I am reading the official Android tutorial on Managing Activity Lifecycle. Please have a look at the following points as I quote.

(Normal app behavior) "When your activity is destroyed because the user presses Back or the activity finishes itself, the system's concept of that Activity instance is gone forever because the behavior indicates the activity is no longer needed."

(System induced destruction) "If the system destroys the activity due to system constraints (rather than normal app behavior), then althought the actual Activity instance is gone, the system remembers that it existed such that if the user navigates back to it, the system creates a new instance of the activity using a set of saved data that describes the state of the activity when it was destroyed."

"The saved data that the system uses to restore the previous state is a collection of key value pairs stored in a Bundle object. By default the saved information is about the activity's view hierarchy, such as the text entered in a widget, the scroll position, etc. To save additional state information for your activity, such as member variables, you must implement onSaveInstanceState() and add key-value pairs to the Bundle object."

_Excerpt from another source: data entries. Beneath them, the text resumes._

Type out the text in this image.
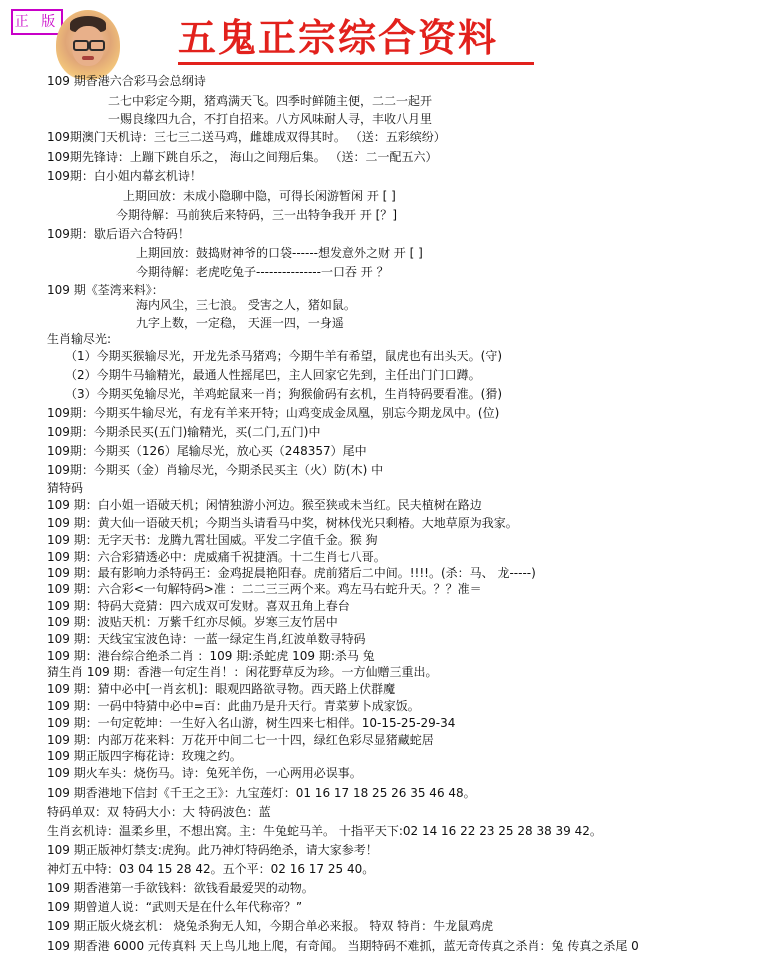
正 版	五鬼正宗综合资料
109 期香港六合彩马会总纲诗
二七中彩定今期，猪鸡满天飞。四季时鲜随主便，二二一起开
一赐良缘四九合，不打自招来。八方风味耐人寻，丰收八月里
109期澳门天机诗：三七三二送马鸡，雌雄成双得其时。 （送：五彩缤纷）
109期先锋诗：上蹦下跳自乐之， 海山之间翔后集。 （送：二一配五六）
109期：白小姐内幕玄机诗！
上期回放：未成小隐聊中隐，可得长闲游暂闲 开 [ ]
今期待解：马前狭后来特码，三一出特争我开 开 [？]
109期：歇后语六合特码！
上期回放：鼓捣财神爷的口袋------想发意外之财 开 [ ]
今期待解：老虎吃兔子---------------一口吞 开 ？
109 期《荃湾来料》：
海内风尘，三七浪。 受害之人，猪如鼠。
九字上数，一定稳， 天涯一四，一身遥
生肖输尽光:
（1）今期买猴输尽光，开龙先杀马猪鸡；今期牛羊有希望，鼠虎也有出头天。(守)
（2）今期牛马输精光，最通人性摇尾巴，主人回家它先到，主任出门门口蹲。
（3）今期买兔输尽光，羊鸡蛇鼠来一肖；狗猴偷码有玄机，生肖特码要看准。(猾)
109期：今期买牛输尽光，有龙有羊来开特；山鸡变成金凤凰，别忘今期龙凤中。(位)
109期：今期杀民买(五门)输精光，买(二门,五门)中
109期：今期买（126）尾输尽光，放心买（248357）尾中
109期：今期买（金）肖输尽光，今期杀民买主（火）防(木) 中
猜特码
109 期：白小姐一语破天机；闲情独游小河边。猴至狭或未当红。民夫植树在路边
109 期：黄大仙一语破天机；今期当头请看马中奖，树林伐光只剩椿。大地草原为我家。
109 期：无字天书：龙腾九霄壮国威。平发二字值千金。猴 狗
109 期：六合彩猜透必中：虎威痛千祝捷酒。十二生肖七八哥。
109 期：最有影响力杀特码王：金鸡捉晨艳阳春。虎前猪后二中间。!!!!。(杀：马、 龙-----)
109 期：六合彩<一句解特码>准 ：二二三三两个来。鸡左马右蛇升天。？？准＝
109 期：特码大竞猜：四六成双可发财。喜双丑角上春台
109 期：波贴天机：万紫千红亦尽倾。岁寒三友竹居中
109 期：天线宝宝波色诗：一蓝一绿定生肖,红波单数寻特码
109 期：港台综合绝杀二肖 ：109 期:杀蛇虎 109 期:杀马 兔
猜生肖 109 期：香港一句定生肖！：闲花野草反为珍。一方仙赠三重出。
109 期：猜中必中[一肖玄机]：眼观四路欲寻物。西天路上伏群魔
109 期：一码中特猜中必中=百：此曲乃是升天行。青菜萝卜成家饭。
109 期：一句定乾坤：一生好入名山游，树生四来七相伴。10-15-25-29-34
109 期：内部万花来料：万花开中间二七一十四，绿红色彩尽显猪藏蛇居
109 期正版四字梅花诗：玫瑰之约。
109 期火车头：烧伤马。诗：兔死羊伤，一心两用必误事。
109 期香港地下信封《千王之王》：九宝莲灯：01 16 17 18 25 26 35 46 48。
特码单双：双 特码大小：大 特码波色：蓝
生肖玄机诗：温柔乡里，不想出窝。主：牛兔蛇马羊。 十指平天下:02 14 16 22 23 25 28 38 39 42。
109 期正版神灯禁支:虎狗。此乃神灯特码绝杀，请大家参考！
神灯五中特：03 04 15 28 42。五个平：02 16 17 25 40。
109 期香港第一手欲钱料：欲钱看最爱哭的动物。
109 期曾道人说：“武则天是在什么年代称帝？”
109 期正版火烧玄机： 烧兔杀狗无人知，今期合单必来报。 特双 特肖：牛龙鼠鸡虎
109 期香港 6000 元传真料 天上鸟儿地上爬，有奇闻。 当期特码不难抓，蓝无奇传真之杀肖：兔 传真之杀尾 0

Please see if I can sum up correctly from the above:

The system is resource conscious and can destroy an activity to recover memory. If the system does that then it leaves an option of recovering the destroyed activity to its previous state if needed later.

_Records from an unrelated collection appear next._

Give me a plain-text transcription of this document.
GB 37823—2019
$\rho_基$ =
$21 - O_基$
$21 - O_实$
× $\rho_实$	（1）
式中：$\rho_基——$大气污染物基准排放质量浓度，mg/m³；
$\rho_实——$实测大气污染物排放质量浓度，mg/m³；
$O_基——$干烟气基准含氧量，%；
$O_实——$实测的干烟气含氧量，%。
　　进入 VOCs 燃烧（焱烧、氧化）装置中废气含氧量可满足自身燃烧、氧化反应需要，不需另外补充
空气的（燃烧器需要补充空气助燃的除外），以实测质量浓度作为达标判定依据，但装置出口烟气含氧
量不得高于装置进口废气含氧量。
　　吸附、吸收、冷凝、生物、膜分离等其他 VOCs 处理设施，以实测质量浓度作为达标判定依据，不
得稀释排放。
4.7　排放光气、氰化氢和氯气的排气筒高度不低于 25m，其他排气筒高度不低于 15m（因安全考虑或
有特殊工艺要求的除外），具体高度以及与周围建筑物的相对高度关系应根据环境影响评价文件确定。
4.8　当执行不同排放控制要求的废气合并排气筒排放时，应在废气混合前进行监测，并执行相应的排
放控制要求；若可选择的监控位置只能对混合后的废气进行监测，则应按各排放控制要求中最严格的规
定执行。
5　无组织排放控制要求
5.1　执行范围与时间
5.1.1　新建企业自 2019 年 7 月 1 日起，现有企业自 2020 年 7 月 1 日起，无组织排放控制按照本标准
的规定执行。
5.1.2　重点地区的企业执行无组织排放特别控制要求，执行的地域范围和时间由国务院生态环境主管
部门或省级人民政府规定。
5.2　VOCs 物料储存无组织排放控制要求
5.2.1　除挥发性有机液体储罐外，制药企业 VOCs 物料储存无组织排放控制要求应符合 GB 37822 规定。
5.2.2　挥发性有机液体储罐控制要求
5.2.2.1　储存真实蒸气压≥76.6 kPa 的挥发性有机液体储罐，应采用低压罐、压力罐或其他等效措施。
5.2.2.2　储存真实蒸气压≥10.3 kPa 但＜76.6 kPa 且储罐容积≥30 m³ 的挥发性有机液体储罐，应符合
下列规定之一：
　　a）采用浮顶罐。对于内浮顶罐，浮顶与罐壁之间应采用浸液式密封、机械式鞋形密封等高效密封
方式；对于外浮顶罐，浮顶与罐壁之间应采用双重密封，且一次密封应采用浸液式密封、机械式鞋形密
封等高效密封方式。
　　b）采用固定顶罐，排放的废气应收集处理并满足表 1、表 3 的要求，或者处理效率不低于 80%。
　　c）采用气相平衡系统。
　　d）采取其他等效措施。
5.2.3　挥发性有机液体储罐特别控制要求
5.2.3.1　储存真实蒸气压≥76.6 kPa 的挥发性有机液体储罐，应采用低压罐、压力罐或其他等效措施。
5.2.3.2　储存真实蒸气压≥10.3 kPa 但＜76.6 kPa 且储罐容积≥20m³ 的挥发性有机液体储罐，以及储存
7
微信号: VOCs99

State = view-state (default, done automatic) + member-variable-state (manual, up to the programmer).

My question is, if the system is destroying an activity in order to free some memory, then doesn't it defeat the purpose if it allows us to keep a "copy" of the activity so that the activity can be restored to the point exactly as it was prior to destruction?

No, it does not defeat the purpose:

  • A Bundle is optimized for being serializable, so the Android framework could just write it to disk.
  • The data you need to represent your state is much smaller than the amount of RAM you need for a running copy of your app. For example, if you show an image to the user, you'd probably just have to save the image's location, not all of its data. Also, every Android app is a whole new Dalvik VM, so if all the activities are from different applications, killing an activity means one Dalvik VM less – and every Dalvik VM probably needs a relatively big amount of RAM.